Buonissimo il tiro, il sound penetra, vive ed esalta, contribuendo alla buona riuscita finale di Braindead. La seconda in scaletta Riot musica ottimamente il significato del suo titolo, brano sicuramente “simpatico” e tutto ma che un po’ stona dopo un ingresso così ben pensato e pachidermico (sembra stare lì a dire “hey ragazzi siamo sempre i Lost Society , non dovete affatto preoccuparvi”). Si ricarica la carabina con Mad Torture, pezzo che scorre fra velocità ed introspezione sulla scia di un refrain davvero indovinato, la seguente Hollow Eyes rallenta nuovamente i ritmi prediligendo però la costruzione rispetto all’impatto (il brano riesce a salvarsi ma si perde anche un pochino lungo il tragitto).

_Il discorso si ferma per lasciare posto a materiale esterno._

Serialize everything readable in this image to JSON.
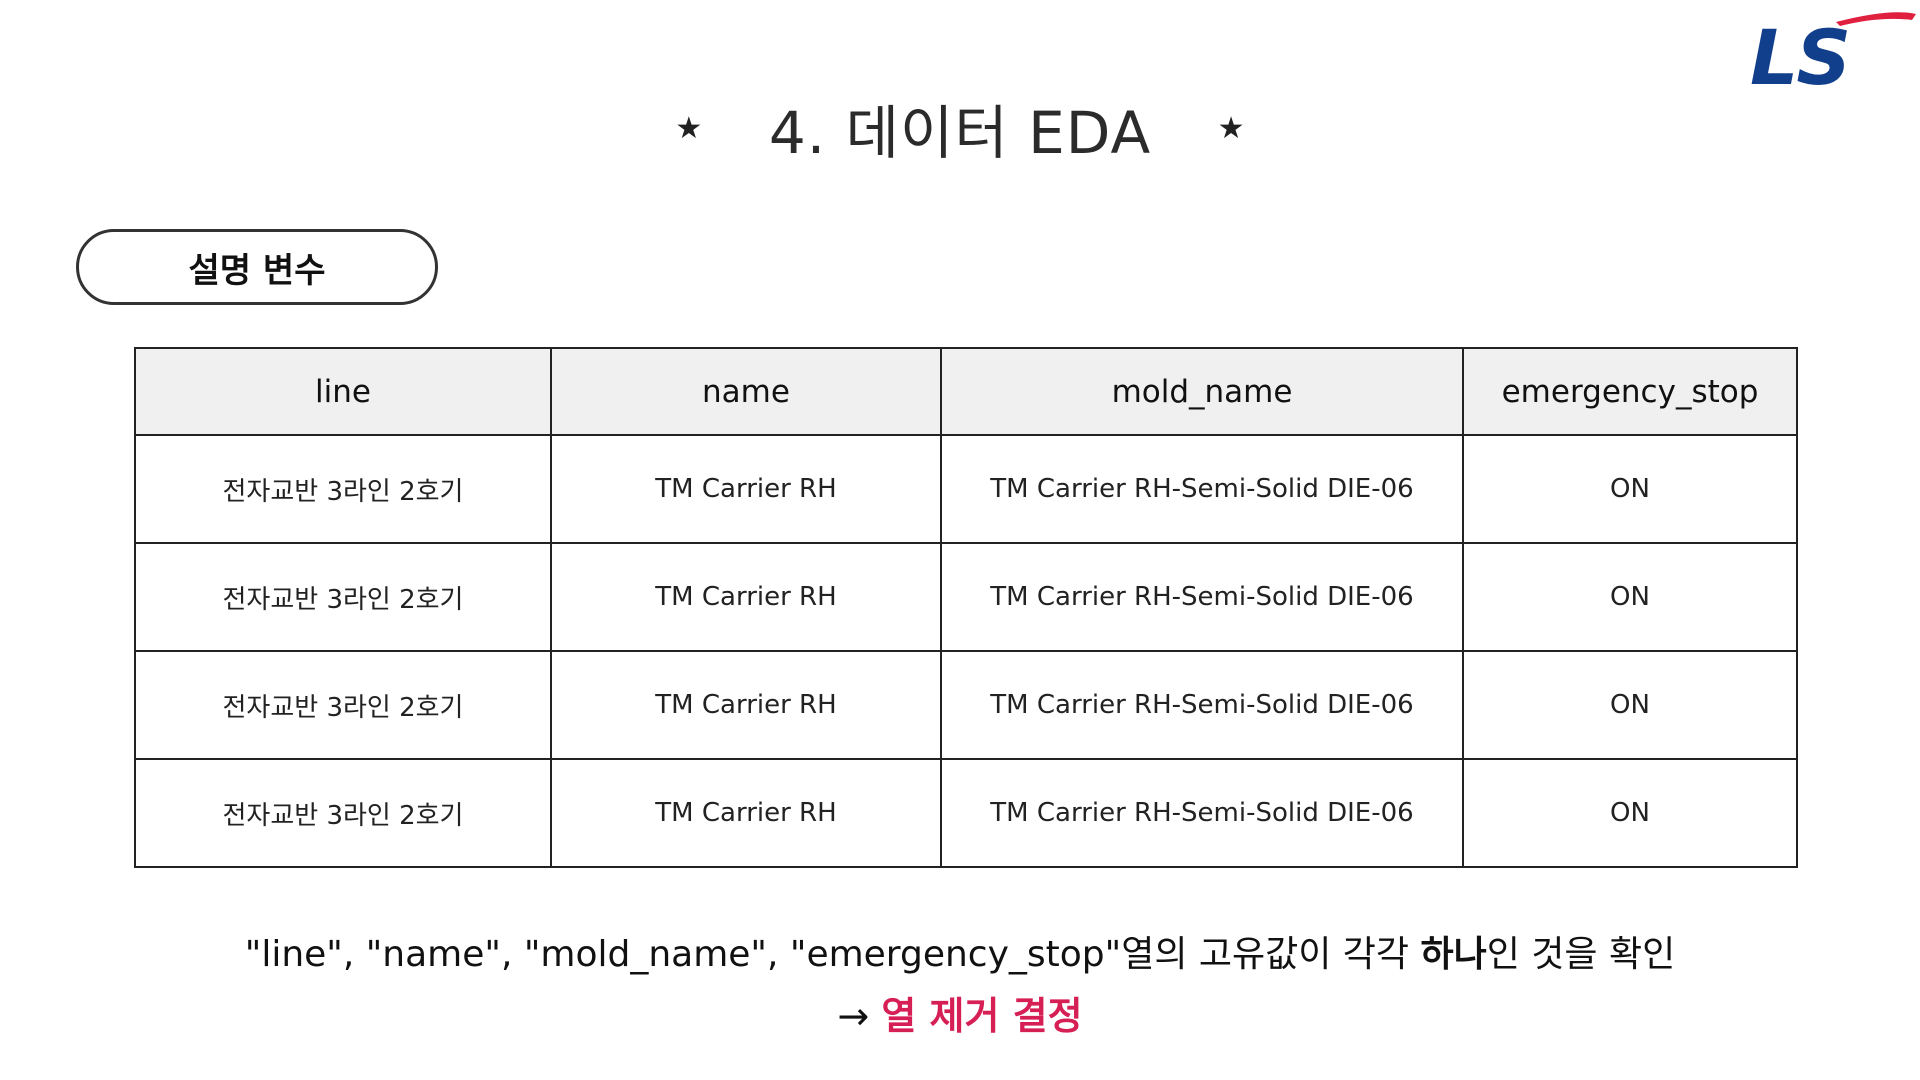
{
  "brand": {
    "logo_text": "LS",
    "logo_color": "#123f8c",
    "accent_color": "#e0203f"
  },
  "header": {
    "star_left": "★",
    "star_right": "★",
    "title": "4. 데이터 EDA"
  },
  "section": {
    "label": "설명 변수"
  },
  "table": {
    "columns": [
      "line",
      "name",
      "mold_name",
      "emergency_stop"
    ],
    "rows": [
      [
        "전자교반 3라인 2호기",
        "TM Carrier RH",
        "TM Carrier RH-Semi-Solid DIE-06",
        "ON"
      ],
      [
        "전자교반 3라인 2호기",
        "TM Carrier RH",
        "TM Carrier RH-Semi-Solid DIE-06",
        "ON"
      ],
      [
        "전자교반 3라인 2호기",
        "TM Carrier RH",
        "TM Carrier RH-Semi-Solid DIE-06",
        "ON"
      ],
      [
        "전자교반 3라인 2호기",
        "TM Carrier RH",
        "TM Carrier RH-Semi-Solid DIE-06",
        "ON"
      ]
    ],
    "header_bg": "#f0f0f0"
  },
  "summary": {
    "text_before": "\"line\", \"name\", \"mold_name\", \"emergency_stop\"열의 고유값이 각각 ",
    "text_bold": "하나",
    "text_after": "인 것을 확인"
  },
  "conclusion": {
    "arrow": "→ ",
    "text": "열 제거 결정",
    "color": "#d61f55"
  }
}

La seconda parte di Braindead si apre con la scattante Rage Me Up, giù di velocità senza pensare ad altro, in questo caso il cambio di coordinate riesce loro decisamente meglio. Con Hangover Acivator si va sul classico, riffing a bruciapelo e cantato “fuori dalle righe” (fra le cause del “matrimonio mancato” c’è da inserire la poca esaltazione che spesso nutro per la voce di Samy) prima di tornare a “pensare” con gli otto minuti di Only (My) Death Is Certain, brano che deflagra su un chorus dall’attitudine Children of Bodom. P.S.T. 88 è il simpatico tributo ai Pantera usato come heavy-anthem di chiusura, senz’altro un piacevole esercizio di stile e di porre fine alle ostilità.

Quotazioni in rialzo per quanto mi riguarda, i Lost Society tentano una lieve diversificazione e dalla mia visuale –visti i precedenti- le cose vanno meglio così.